- Tuesday, Jan. 26, 2016
- PARK CITY, Utah (AP)
The first time Werner Herzog came to Sundance a little over a decade ago with "Grizzly Man," he asked that the Festival prepare the Olympic-sized ski jump ramps for him.
He'd grown up on skis in the Bavarian mountains and was a ski jumper in his youth.
Herzog, then in his early 60s, told them simply: "I want to fly."
"I said it so seriously," Herzog recalled. "I kind of scared the Festival."
"Of course, I am too old for it and would most certainly crash.... I would fly some distance, but don't ask how I would land."
The famed documentarian returned to the Sundance Film Festival this year with "Lo and Behold: Reveries of the Connected World," a wide-eyed look at the world of the internet (and its birthplace) and technology as told through a series of interviews with experts and eccentrics ranging from Elon Musk to the folks living in Green Bank, West Virginia, deliberately removed from the world of cellphones and wireless devices.
The now 73-year-old is still as active as ever in filmmaking — he has two films on the shelf and one in the works, "Into the Inferno," an exploration of volcanoes and those who live in proximity to them. The project has brought him to locations as varied as Ethiopia, Iceland and North Korea, where he had to obtain a special permit and abide by strict restrictions to shoot the volcano he'd set his sights on.

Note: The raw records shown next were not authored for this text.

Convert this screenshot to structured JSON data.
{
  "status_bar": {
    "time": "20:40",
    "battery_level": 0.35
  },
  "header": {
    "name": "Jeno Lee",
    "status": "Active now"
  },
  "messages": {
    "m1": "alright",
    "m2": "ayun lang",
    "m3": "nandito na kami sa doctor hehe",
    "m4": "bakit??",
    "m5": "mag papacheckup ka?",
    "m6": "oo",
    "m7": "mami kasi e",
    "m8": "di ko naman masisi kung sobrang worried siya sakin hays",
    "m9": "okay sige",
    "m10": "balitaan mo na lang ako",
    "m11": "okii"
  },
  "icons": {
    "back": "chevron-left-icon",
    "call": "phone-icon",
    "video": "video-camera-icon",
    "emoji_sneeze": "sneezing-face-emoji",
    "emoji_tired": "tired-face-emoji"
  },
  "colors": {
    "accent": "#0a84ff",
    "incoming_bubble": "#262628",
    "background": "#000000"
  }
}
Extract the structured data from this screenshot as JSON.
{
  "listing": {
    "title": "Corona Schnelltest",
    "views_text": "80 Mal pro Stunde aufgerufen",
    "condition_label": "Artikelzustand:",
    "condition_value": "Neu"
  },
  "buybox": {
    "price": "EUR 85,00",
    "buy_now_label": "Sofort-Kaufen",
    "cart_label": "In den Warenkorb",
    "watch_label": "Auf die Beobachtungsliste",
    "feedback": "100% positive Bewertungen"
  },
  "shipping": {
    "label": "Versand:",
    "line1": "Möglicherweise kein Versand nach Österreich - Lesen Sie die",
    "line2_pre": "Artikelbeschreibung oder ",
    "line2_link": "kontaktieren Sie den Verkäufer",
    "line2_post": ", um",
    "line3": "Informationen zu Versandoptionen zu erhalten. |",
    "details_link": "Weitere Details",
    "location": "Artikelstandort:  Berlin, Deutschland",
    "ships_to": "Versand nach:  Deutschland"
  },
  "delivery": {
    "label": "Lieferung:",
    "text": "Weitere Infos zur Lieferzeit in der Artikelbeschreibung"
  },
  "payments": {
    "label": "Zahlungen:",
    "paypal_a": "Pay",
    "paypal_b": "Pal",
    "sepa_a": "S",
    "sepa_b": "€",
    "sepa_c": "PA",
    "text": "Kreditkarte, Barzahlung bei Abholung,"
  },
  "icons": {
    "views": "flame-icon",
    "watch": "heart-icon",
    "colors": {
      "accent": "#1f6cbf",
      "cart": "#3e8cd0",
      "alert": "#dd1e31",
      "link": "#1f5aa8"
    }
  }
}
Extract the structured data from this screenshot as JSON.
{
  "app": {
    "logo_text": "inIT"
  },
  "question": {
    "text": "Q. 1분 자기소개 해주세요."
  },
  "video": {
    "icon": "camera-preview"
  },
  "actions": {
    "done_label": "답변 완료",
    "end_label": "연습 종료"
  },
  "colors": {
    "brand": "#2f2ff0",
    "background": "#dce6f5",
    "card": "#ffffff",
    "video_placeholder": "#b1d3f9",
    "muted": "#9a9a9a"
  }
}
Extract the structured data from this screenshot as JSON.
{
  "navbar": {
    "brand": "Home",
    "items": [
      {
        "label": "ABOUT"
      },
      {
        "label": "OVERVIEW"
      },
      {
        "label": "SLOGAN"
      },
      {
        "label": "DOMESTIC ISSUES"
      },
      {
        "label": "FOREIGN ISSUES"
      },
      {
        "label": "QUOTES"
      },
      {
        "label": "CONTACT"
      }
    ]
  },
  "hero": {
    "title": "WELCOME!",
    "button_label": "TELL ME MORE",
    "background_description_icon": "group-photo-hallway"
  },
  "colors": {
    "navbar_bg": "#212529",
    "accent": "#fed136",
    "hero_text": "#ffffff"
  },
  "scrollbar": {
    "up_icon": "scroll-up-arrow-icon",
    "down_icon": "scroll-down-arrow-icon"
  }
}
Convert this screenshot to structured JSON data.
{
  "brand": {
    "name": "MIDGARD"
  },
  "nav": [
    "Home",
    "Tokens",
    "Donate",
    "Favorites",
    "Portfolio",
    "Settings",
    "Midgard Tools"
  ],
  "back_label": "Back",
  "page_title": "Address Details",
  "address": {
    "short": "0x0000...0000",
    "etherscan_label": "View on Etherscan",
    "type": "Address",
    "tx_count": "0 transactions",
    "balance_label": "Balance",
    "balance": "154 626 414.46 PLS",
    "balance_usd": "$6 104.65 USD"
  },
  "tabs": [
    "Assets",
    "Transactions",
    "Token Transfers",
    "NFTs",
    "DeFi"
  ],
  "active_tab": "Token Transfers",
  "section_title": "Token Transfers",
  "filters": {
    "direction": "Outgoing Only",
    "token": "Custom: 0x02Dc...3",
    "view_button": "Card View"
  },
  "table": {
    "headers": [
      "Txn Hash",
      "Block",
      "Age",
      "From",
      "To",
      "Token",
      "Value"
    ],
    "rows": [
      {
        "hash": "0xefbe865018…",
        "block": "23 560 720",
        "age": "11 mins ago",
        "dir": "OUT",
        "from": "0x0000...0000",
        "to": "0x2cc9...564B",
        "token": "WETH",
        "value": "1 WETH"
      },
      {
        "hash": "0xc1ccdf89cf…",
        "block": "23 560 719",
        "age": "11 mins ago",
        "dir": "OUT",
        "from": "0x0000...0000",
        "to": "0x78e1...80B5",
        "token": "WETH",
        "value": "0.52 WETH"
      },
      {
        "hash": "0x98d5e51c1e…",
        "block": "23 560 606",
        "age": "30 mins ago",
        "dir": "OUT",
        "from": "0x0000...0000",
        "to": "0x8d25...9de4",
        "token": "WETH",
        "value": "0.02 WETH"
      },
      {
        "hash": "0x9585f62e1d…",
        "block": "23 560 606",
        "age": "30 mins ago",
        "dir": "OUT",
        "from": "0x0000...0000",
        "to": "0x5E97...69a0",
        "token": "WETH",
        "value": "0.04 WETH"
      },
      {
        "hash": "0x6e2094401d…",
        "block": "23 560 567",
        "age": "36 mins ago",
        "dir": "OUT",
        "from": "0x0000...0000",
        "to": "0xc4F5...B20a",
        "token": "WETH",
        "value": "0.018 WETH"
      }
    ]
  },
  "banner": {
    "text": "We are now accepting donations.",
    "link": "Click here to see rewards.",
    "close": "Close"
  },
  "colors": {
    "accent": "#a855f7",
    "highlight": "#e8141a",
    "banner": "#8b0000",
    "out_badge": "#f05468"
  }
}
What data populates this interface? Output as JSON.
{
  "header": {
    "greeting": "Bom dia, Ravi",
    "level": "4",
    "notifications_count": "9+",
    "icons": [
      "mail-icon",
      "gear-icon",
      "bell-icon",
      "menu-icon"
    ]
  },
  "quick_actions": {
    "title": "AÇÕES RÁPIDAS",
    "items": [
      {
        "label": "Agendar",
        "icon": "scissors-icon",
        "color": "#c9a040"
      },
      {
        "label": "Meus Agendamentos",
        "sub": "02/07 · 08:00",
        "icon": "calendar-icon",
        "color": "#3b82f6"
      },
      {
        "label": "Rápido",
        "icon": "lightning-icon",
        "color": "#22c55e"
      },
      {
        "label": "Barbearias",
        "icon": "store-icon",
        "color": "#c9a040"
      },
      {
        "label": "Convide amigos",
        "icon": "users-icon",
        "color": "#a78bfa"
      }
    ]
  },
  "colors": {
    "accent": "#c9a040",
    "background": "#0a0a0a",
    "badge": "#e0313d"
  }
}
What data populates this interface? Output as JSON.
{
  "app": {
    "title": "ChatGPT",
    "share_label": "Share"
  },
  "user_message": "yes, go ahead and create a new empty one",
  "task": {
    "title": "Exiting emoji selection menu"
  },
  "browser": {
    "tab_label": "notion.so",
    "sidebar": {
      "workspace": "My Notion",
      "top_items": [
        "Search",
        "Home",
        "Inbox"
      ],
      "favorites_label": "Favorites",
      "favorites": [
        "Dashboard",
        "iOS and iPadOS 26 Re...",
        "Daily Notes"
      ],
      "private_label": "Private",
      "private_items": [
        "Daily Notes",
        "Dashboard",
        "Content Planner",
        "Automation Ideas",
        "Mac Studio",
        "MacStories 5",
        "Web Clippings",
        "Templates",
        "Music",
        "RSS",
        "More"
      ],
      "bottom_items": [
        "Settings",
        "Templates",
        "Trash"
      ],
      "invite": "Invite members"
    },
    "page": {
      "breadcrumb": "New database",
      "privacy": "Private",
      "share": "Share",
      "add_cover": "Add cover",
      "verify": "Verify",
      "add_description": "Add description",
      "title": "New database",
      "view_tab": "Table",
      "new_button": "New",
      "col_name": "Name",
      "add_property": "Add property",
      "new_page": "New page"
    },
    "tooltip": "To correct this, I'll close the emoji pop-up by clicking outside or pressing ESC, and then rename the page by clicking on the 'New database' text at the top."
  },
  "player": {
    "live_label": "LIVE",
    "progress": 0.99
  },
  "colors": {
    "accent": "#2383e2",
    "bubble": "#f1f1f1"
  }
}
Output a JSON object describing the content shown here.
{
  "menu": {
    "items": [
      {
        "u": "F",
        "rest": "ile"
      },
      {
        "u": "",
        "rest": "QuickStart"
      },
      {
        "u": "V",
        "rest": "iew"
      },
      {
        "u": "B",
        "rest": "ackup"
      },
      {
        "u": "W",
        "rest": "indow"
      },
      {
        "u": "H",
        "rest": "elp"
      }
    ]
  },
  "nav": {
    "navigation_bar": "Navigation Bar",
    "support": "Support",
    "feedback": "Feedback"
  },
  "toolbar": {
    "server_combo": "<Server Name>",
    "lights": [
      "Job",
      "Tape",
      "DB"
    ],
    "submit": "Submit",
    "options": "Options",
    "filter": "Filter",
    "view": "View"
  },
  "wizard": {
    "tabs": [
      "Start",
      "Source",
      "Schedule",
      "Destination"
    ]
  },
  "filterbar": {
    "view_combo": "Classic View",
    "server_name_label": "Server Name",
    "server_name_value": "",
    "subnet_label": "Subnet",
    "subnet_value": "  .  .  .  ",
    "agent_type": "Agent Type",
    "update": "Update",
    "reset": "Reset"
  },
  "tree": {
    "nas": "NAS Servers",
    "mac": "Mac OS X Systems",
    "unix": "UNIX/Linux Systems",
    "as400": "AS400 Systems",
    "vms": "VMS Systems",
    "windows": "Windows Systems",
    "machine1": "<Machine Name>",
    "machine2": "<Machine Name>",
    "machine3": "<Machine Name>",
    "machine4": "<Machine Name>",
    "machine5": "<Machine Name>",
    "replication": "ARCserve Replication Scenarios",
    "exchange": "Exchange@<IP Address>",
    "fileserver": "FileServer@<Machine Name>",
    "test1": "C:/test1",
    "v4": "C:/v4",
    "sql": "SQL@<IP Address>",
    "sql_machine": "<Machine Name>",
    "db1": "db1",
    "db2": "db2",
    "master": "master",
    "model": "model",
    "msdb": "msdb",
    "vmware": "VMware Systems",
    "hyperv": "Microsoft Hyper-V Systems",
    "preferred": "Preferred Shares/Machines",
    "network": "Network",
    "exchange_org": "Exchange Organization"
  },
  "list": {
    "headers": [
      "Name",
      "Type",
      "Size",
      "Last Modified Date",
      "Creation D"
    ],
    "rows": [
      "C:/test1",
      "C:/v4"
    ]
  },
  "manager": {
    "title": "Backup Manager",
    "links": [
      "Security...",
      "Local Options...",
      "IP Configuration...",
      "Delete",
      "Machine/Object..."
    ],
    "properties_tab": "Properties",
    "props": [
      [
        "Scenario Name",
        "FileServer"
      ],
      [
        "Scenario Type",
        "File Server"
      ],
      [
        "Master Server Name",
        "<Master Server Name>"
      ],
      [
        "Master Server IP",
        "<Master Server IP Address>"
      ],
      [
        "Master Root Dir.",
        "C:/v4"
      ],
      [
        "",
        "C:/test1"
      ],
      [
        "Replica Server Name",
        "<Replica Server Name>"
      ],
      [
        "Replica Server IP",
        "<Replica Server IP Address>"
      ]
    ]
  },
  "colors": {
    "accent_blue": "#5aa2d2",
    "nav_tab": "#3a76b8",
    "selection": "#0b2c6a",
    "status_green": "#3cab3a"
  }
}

"You have to let them know exactly what you're doing and there are ground rules. And of course apparently they had seen some films of mine." Herzog said. "They know with whom they are dealing."
He recalled one instance where he was filming soldiers taking photos of one another at a resort site. One soldier took a photo of a uniformed woman, who Herzog said was also a soldier He was immediately stopped and told to destroy it. He said he couldn't, but promised not to use the footage.
"They said 'what's your guarantee?' And I said, 'I have three things to offer: my face, my consciousness, and my handshake.' And I shook their hand and they accepted it. ... It was mutual trust."
The film isn't finished yet, but Herzog said he is constantly working.
He has no plans to hit the slopes this year, but he does find himself looking at the alluring lights on the mountain at night.
"You see, I used to ski where there was a full moon and you could see enough," he said. "It's just wonderful."
AP Entertainment Writer Ryan Pearson contributed to this report from Park City.